Kirchhoff type elliptic equations with double criticality in Musielak-Sobolev spaces (2202.00072v3)

Abstract: This paper aims to establish the existence of a weak solution for the non-local problem: \begin{equation*} \left{\begin{array}{ll} -a\left(\int_{\Omega}\mathcal{H}(x,|\nabla u|)dx \right) \Delta_{\mathcal{H}}u &=f(x,u) \ \ \hbox{in} \ \ \Omega, \ \ \ \ \hspace{3.3cm} u &= 0 \ \ \hbox{on} \ \ \partial \Omega, \end{array}\right. \end{equation*} where $\Omega\subseteq \mathbb{R}^{N},\, N\geq 2$ is a bounded and smooth domain containing two open and connected subsets $\Omega_p$ and $\Omega_N$ such that $ \bar{\Omega}{p}\cap\bar{\Omega}{N}=\emptyset$ and $\Delta_{\mathcal{H}}u=\hbox{div}( h(x,|\nabla u|)\nabla u)$ is the $\mathcal{H}$-Laplace operator.

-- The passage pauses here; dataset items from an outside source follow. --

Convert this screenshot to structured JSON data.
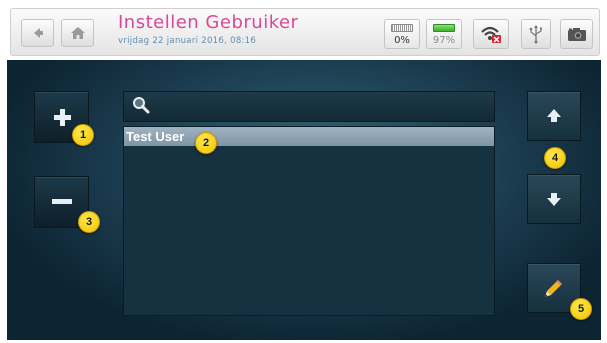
{
  "header": {
    "title": "Instellen Gebruiker",
    "datetime": "vrijdag 22 januari 2016, 08:16",
    "battery_left": {
      "percent_label": "0%",
      "level": 0
    },
    "battery_right": {
      "percent_label": "97%",
      "level": 0.97
    },
    "icons": [
      "back-arrow-icon",
      "home-icon",
      "wifi-error-icon",
      "usb-icon",
      "camera-icon"
    ]
  },
  "toolbar": {
    "add_icon": "plus-icon",
    "remove_icon": "minus-icon",
    "up_icon": "arrow-up-icon",
    "down_icon": "arrow-down-icon",
    "edit_icon": "pencil-icon"
  },
  "search": {
    "value": "",
    "icon": "search-icon"
  },
  "users": [
    {
      "name": "Test User",
      "selected": true
    }
  ],
  "markers": [
    "1",
    "2",
    "3",
    "4",
    "5"
  ],
  "colors": {
    "title": "#d9489a",
    "subtitle": "#5f8fb0",
    "selection": "#8fa4b4",
    "marker": "#f5c800",
    "background": "#1f4356"
  }
}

We assume that $\Delta_{\mathcal{H}}$ reduces to $ \Delta_{p(x)}$ in $\Omega_{p}$ and to $ \Delta_{N}$ in $\Omega_{N},$ the non-linear function $f:\Omega\times\mathbb{R}\rightarrow \mathbb{R}$ act as $|t|^{p^{\ast}(x)-2}t$ on $\Omega_{p}$ and as $e^{\alpha|t|^{N/(N-1)}}$ on $\Omega_{N}$ for sufficiently large $|t|$. To establish our existence results in a Musielak-Sobolev space, we use a variational technique based on the mountain pass theorem.